Stephen Nessen, Reporter, WNYC News
Stephen Nessen reports for the WNYC Newsroom and can often be heard live on Morning Edition.
For New York City students it was a beginning. But for Mayor Michael Bloomberg it was his last chance to observe the start of the school year after almost 12 years running the nation's largest public school district.
Bloomberg spoke at Gregorio Luperon High School for Science and Mathematics in Washington Heights Monday morning. He teased the kids as he often does when visiting schools by asking them to guess what year he graduated high school (1960). He was met with blank stares. Luperon serves English Language Learners and earned A’s on its annual report cards, which Bloomberg said was a testament to his core philosophy of education reform: "if we raise our expectations the students will meet them."

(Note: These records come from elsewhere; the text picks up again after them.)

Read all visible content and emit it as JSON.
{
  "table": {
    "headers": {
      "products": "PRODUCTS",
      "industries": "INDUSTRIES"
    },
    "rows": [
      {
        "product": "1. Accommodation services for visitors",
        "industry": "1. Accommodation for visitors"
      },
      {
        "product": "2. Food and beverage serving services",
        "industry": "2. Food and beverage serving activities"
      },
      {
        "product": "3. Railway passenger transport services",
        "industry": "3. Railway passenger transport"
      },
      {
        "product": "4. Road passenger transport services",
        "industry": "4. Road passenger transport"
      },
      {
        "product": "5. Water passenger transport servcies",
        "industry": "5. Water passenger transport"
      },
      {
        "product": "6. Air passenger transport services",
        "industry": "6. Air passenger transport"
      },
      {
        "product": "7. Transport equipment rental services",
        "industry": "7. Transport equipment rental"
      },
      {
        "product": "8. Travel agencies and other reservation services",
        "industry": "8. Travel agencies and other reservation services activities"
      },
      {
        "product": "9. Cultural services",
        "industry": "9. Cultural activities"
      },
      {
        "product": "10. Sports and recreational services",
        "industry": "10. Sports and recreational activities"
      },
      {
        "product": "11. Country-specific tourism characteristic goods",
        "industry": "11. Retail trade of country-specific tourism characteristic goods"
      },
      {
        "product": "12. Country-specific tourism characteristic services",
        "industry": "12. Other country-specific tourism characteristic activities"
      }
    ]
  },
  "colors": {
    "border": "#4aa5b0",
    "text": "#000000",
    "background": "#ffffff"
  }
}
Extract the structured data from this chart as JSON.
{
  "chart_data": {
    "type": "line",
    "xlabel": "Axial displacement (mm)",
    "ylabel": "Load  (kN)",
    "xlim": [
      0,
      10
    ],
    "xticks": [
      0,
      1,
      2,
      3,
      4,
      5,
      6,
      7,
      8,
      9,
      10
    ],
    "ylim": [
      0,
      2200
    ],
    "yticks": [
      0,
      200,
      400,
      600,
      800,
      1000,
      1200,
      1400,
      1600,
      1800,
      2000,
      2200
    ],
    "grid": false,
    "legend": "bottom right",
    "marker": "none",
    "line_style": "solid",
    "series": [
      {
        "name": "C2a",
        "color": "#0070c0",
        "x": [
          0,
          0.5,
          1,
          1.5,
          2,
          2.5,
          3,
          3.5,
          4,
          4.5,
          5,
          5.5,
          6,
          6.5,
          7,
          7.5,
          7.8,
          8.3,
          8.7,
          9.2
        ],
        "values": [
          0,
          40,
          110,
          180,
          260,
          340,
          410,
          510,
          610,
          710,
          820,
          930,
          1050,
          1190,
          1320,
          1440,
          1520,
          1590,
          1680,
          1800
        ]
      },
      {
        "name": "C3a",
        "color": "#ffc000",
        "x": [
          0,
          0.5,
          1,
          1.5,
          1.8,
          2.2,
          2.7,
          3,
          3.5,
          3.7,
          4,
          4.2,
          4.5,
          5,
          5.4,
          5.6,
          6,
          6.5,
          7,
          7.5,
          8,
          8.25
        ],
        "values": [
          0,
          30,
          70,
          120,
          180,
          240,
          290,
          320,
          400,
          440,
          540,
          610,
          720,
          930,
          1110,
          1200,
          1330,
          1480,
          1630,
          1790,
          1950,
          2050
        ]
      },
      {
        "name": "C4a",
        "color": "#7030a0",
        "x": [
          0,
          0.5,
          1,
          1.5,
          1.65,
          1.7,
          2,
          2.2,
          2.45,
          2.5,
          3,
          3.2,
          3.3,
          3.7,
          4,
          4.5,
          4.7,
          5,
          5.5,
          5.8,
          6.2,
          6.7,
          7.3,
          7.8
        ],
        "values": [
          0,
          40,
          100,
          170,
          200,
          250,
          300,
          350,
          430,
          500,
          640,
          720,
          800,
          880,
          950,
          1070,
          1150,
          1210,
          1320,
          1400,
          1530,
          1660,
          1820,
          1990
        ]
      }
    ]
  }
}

He urged the students to work hard: "I can tell you this, the work isn't easy, it's not supposed to be. But I believe in you and your teachers believe in you."
But for some of the students, the first day of school just made them nervous. Maikel Ruiz, a sophomore, said he was reluctant to talk to new people.
"I feel good, but I didn't want to come today because of all the new people," he said. "I don't go and say hi right away."
The school, which is also 100 percent Hispanic, was the first stop on the final five-borough school tour by the mayor and Schools Chancellor Dennis Walcott. Unlike previous years, the mayor declined to take any questions from reporters.
After leaving Washington Heights, Walcott visited a building in the Bronx that houses two schools: P.S. 93 and the Icahn Charter School 7. Co-located schools like these have been controversial in some communities.
Walcott defended the city's support for charter schools, saying they offer "a quality option" for families. “For any candidate to talk about choking off that type of choice is truly unfortunate," he said, referring to mayoral candidates who have proposed limiting the growth of charter schools in the city.
Several Democrats said they would like more community input before co-locating schools in the same building, or opening charters in district schools. And a few have suggested charging charter schools rent for space in district schools. Walcott dismissed those ideas as politically driven.
"Having parent support or community input in deciding, you're the leader," he said. " You put the Chancellor in place to be the leader in to work with different communities and make difficult decisions and not put your finger up in the air and see which way the political winds are blowing."
In a kindergarten class at the charter school, students gathered on the multi-colored rug or slumped in bean bag chairs, brainstorming a list of first-day feelings. The teacher heard answers like, "tired," and "hungry," and "shy," offering her the perfect segue for her book of the morning, "First Day Jitters."
First day of school feelings chart at Icahn Charter School 7 in the Bronx (Stephen Nessen/WNYC)
Sneezes from one kindergarten student prompted the chancellor to make his way through the children like he was stepping through a flower bed to hand her a tissue and then swap the used tissue for a fresh one before he came outside to answer reporters' questions.
Asked about complaints that some teachers had not received the new Common Core-aligned textbooks, he said he expected all the materials to arrive soon.
"I know just about 99.9 percent of the schools have it, and probably that 1 percent will have it by the end of the day or tomorrow," he said.
Walcott also thanked custodians for a "mammoth undertaking" over the weekend to accept deliveries of new textbooks and getting ready for primary day with hundreds of voting machines to set up in the schools.
Next stop, the Academy for Careers in Television and Film in Long Island City, Queens.
The school is in a new building with views across the East River of the Empire State Building and the United Nations. After poking his head in a middle school class, and a shiny new auditorium, the chancellor made his way to the roof where film students were practicing dolly shots on an actual track.
The students had fun with their visitors, filming Walcott and his entourage striding toward Manhattan as if they had the wealth and power to add and remove buildings from the skyline.
School's Chancellor Dennis Walcott and other city officials posing for a scene shot by students at the Academy for Careers in Television and Film in Long Island, City, Queens (Stephen Nessen/WNYC).